Re: Taxonomy terms

From: Ian Cooper (ian@mirror-image.com)
Date: Thu Oct 07 1999 - 08:37:13 MDT


On Tue, 5 Oct 1999 03:43:18 PDT, Larry Masinter wrote:

>I would prefer if it was clearer from the text that the definitions
>were copied while the "Note" sections weren't. It might just
>be indentation, e.g., indent this document's "note" sections
>*less* than the quoted text rather than more.

Like this?
:2. Terminology
:
: The following terminology provides definitions of common terms used
: within the IETF WREC working group documents. Base terms are taken,
: where possible, from [5][6] and are included here for reference.
: From these base terms we describe first- and second-order
: derivatives as well as terms that describe common structural
: language used within the community.
<snip>
: cache (as given in [6])
: A program's local store of response messages and the subsystem
: that controls its message storage, retrieval, and deletion. A
: cache stores cacheable responses in order to reduce the response
: time and network bandwidth consumption on future, equivalent
: requests. Any client or server may include a cache, though a
: cache cannot be used by a server that is acting as a tunnel.
:
: Note: The term "cache" used alone often is meant as "caching proxy".

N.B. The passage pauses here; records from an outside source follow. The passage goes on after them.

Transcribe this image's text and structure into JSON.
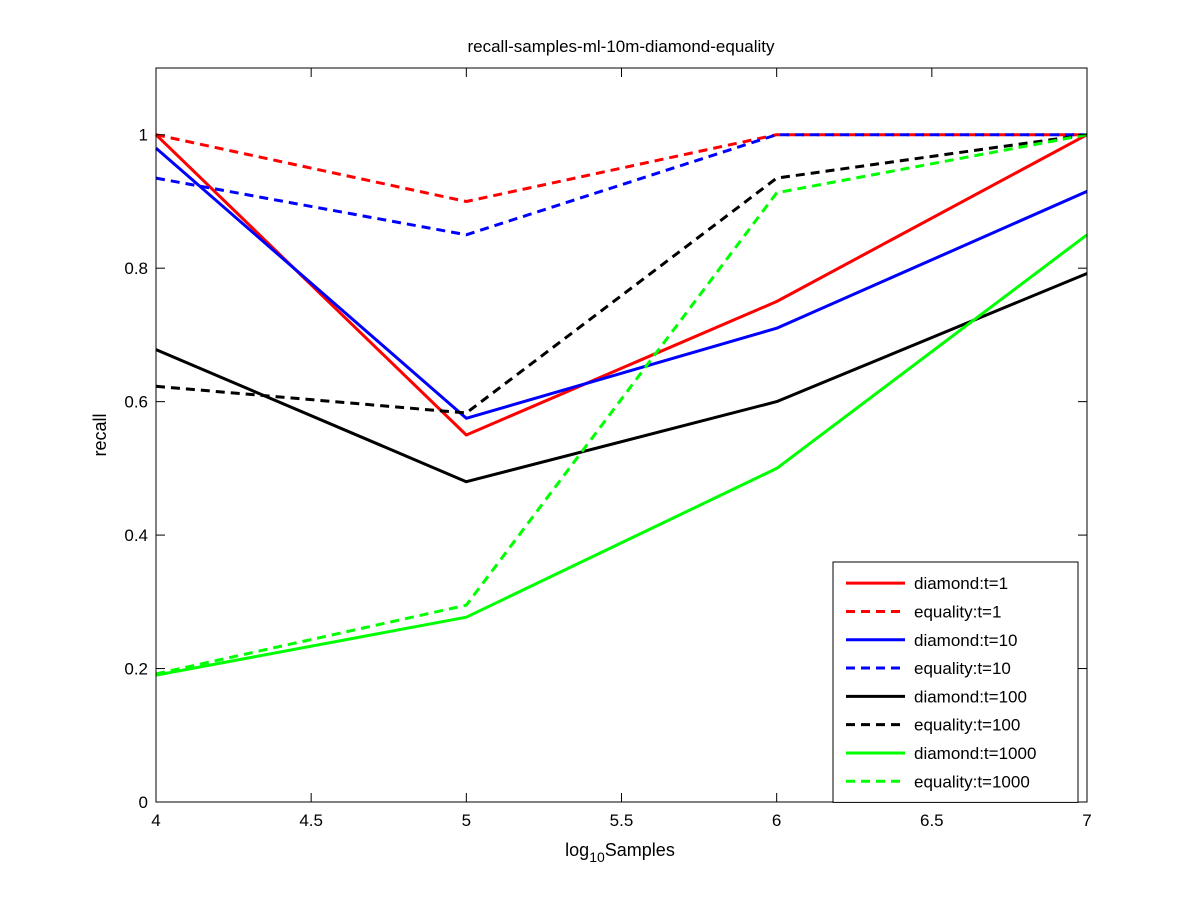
{
  "chart_data": {
    "type": "line",
    "title": "recall-samples-ml-10m-diamond-equality",
    "xlabel": {
      "prefix": "log",
      "subscript": "10",
      "suffix": "Samples"
    },
    "ylabel": "recall",
    "xlim": [
      4,
      7
    ],
    "ylim": [
      0,
      1.1
    ],
    "xticks": [
      "4",
      "4.5",
      "5",
      "5.5",
      "6",
      "6.5",
      "7"
    ],
    "yticks": [
      "0",
      "0.2",
      "0.4",
      "0.6",
      "0.8",
      "1"
    ],
    "x": [
      4,
      5,
      6,
      7
    ],
    "grid": false,
    "legend_position": "bottom-right",
    "series": [
      {
        "name": "diamond:t=1",
        "color": "#ff0000",
        "style": "solid",
        "values": [
          1.0,
          0.55,
          0.75,
          1.0
        ]
      },
      {
        "name": "equality:t=1",
        "color": "#ff0000",
        "style": "dashed",
        "values": [
          1.0,
          0.9,
          1.0,
          1.0
        ]
      },
      {
        "name": "diamond:t=10",
        "color": "#0000ff",
        "style": "solid",
        "values": [
          0.98,
          0.575,
          0.71,
          0.915
        ]
      },
      {
        "name": "equality:t=10",
        "color": "#0000ff",
        "style": "dashed",
        "values": [
          0.935,
          0.85,
          1.0,
          1.0
        ]
      },
      {
        "name": "diamond:t=100",
        "color": "#000000",
        "style": "solid",
        "values": [
          0.678,
          0.48,
          0.6,
          0.792
        ]
      },
      {
        "name": "equality:t=100",
        "color": "#000000",
        "style": "dashed",
        "values": [
          0.623,
          0.583,
          0.935,
          1.0
        ]
      },
      {
        "name": "diamond:t=1000",
        "color": "#00ff00",
        "style": "solid",
        "values": [
          0.19,
          0.277,
          0.5,
          0.85
        ]
      },
      {
        "name": "equality:t=1000",
        "color": "#00ff00",
        "style": "dashed",
        "values": [
          0.192,
          0.295,
          0.913,
          1.0
        ]
      }
    ]
  }
}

With respect to identifying that the definitions are copied, does the
above clarification work, or would you (also) prefer something in the
intro text?

As for the notes, hope the above is OK - I can't make it any
different.

>Some of your basic terms and notes belong in the revision of RFC 2616 as
>it goes to "Standard"; you might consider submitting them as
>errata ( http://purl.org/NET/http-errata ).

OK, will do.

>> Note: There is widespread colloquial mis-use of the term "cache"
>> to mean "caching proxy".
>
>I think you can be less pejorative:
><<The term "cache" used alone often is meant as "caching proxy".>>
>but I don't know how widespread this is, actually. Personally, most documents
>I've seen are careful about this.

I think I've noticed the same in written documents (although I'm sure
I've seen "proxy cache" a lot), but I note that when speaking (at
least the people I talk to) the phrases "cache" and "proxy" are
substituted for "caching proxy".

>> 2.3 Second order derivatives
>>
>> The following terms further build on first order derivatives
>>
>> authoritative reference
>> The owner of data; content production system; possibly an origin
>> server; the overall master copy of the content, if any
>
>Why is this second-order? The definition is a bit unsatisfactory
>since "owner" and "data" aren't defined, nor is "content
>production system". I'm not sure what you mean.

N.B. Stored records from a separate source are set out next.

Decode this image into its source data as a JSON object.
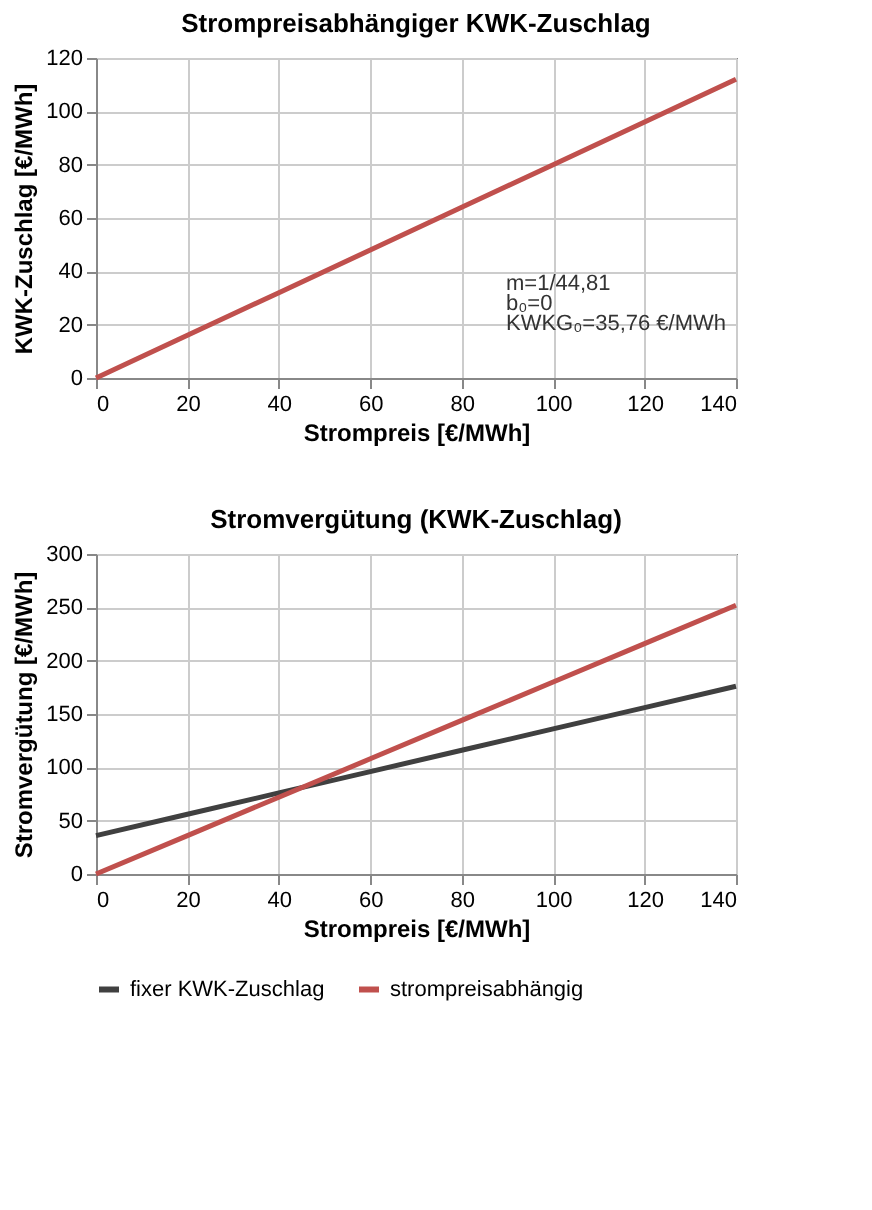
{
  "chart_data": [
    {
      "type": "line",
      "title": "Strompreisabhängiger KWK-Zuschlag",
      "xlabel": "Strompreis [€/MWh]",
      "ylabel": "KWK-Zuschlag [€/MWh]",
      "x": [
        0,
        20,
        40,
        60,
        80,
        100,
        120,
        140
      ],
      "series": [
        {
          "color": "#c0504d",
          "values": [
            0,
            16,
            32,
            48,
            64,
            80,
            96,
            112
          ]
        }
      ],
      "xlim": [
        0,
        140
      ],
      "xticks": [
        0,
        20,
        40,
        60,
        80,
        100,
        120,
        140
      ],
      "ylim": [
        0,
        120
      ],
      "yticks": [
        0,
        20,
        40,
        60,
        80,
        100,
        120
      ],
      "grid": true,
      "legend": false,
      "annotations": [
        "m=1/44,81",
        "b₀=0",
        "KWKG₀=35,76 €/MWh"
      ]
    },
    {
      "type": "line",
      "title": "Stromvergütung (KWK-Zuschlag)",
      "xlabel": "Strompreis [€/MWh]",
      "ylabel": "Stromvergütung [€/MWh]",
      "x": [
        0,
        20,
        40,
        60,
        80,
        100,
        120,
        140
      ],
      "series": [
        {
          "name": "fixer KWK-Zuschlag",
          "color": "#404040",
          "values": [
            36,
            56,
            76,
            96,
            116,
            136,
            156,
            176
          ]
        },
        {
          "name": "strompreisabhängig",
          "color": "#c0504d",
          "values": [
            0,
            36,
            72,
            108,
            144,
            180,
            216,
            252
          ]
        }
      ],
      "xlim": [
        0,
        140
      ],
      "xticks": [
        0,
        20,
        40,
        60,
        80,
        100,
        120,
        140
      ],
      "ylim": [
        0,
        300
      ],
      "yticks": [
        0,
        50,
        100,
        150,
        200,
        250,
        300
      ],
      "grid": true,
      "legend": "bottom"
    }
  ]
}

"Server" and the more specific "origin server" are defined. I added
this term to try and hint at the system that maintained the overall
master copy of the content, for possible inclusion in the replication
side of things. It didn't seem that origin server correctly conveyed
the required semantics when considering replicas.

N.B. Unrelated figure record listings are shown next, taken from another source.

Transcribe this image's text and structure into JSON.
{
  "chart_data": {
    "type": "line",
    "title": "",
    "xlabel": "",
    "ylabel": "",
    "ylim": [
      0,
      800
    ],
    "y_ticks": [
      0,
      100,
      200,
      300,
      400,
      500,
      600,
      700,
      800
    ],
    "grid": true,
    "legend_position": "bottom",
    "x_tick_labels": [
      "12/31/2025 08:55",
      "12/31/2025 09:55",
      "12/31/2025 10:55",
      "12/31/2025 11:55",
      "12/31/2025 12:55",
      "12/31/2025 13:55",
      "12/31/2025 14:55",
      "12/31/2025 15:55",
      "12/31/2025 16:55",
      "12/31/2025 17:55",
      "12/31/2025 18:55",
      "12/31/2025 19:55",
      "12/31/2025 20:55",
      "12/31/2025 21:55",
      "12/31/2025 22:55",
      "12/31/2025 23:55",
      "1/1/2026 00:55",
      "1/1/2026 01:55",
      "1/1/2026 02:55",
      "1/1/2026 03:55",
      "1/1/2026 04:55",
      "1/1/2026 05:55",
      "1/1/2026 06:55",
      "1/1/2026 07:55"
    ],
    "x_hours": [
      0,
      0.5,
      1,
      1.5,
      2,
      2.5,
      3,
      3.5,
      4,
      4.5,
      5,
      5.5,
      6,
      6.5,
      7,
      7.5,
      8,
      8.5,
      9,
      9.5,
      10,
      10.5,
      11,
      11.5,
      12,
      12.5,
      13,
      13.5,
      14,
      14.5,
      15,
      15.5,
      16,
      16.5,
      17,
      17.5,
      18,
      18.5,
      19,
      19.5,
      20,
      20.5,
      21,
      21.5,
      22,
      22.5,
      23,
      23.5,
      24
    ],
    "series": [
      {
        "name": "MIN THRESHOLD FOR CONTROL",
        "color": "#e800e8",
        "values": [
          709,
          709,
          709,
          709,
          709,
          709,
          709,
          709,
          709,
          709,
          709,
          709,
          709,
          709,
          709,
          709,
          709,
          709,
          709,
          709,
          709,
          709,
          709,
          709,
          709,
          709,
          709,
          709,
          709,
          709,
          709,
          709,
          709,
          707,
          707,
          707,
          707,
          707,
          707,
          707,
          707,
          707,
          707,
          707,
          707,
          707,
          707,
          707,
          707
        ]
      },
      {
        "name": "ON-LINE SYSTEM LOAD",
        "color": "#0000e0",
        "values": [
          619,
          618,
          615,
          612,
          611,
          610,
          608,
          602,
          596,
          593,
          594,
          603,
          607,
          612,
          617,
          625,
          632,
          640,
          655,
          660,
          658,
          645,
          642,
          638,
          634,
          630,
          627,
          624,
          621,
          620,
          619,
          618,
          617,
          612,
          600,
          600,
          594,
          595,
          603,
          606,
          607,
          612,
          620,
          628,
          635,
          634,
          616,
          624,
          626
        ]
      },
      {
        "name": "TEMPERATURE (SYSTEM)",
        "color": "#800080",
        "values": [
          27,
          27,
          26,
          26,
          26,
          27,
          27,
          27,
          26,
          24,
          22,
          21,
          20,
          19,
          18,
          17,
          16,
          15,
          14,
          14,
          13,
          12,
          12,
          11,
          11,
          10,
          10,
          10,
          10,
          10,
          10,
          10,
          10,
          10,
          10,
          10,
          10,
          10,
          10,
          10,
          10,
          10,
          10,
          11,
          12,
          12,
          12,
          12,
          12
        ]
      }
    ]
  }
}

: origin server (as given in [6])
: The server on which a given resource resides or is to be created.

With many replicas, which could presumably appear to be the origin
server by the above definition, what wording can be used to describe
the system that hold the "master" copy. (I'm just an editor, if
someone has some better terms please submit them.)

>> content consumer
>> The user or system that initiates requests of an origin server
>> (which may in turn be handled by a proxy).
>
>I'm not sure how this is distinguished from "user agent" or
>"client". (Actually, the line between "user agent" and "client"
>isn't described very well in RFC 2616.)

On that second point I can see what you mean. To me a client is just
as defined. A user agent is an application used by an entity to
request and receive content. The content consumer is the entity that
makes a request of a user agent.

I've probably not made good enough examples. However, I felt that
"user" implied human too much, and I didn't want the inference that
the entity making requests was a human.

>> browser
>> A special instance of a user agent that acts as a content
>> presentation device for content consumers.
>
>My guess is that both of these should be present in the update to
>RFC 2616, and that we should more carefully distinguish between
>those constraints that apply to a 'user agent' and those that
>apply to a 'browser'. HTTP/1.1 makes some requirements on how
>the "user agent" interacts with the "user" in the case of
>a "browser" that is inappropriate for other kinds of clients,
>e.g.,
>
> ... user agents SHOULD present to the user the entity returned
> with the response, since that entity is likely to include human-
> readable information which will explain the unusual status.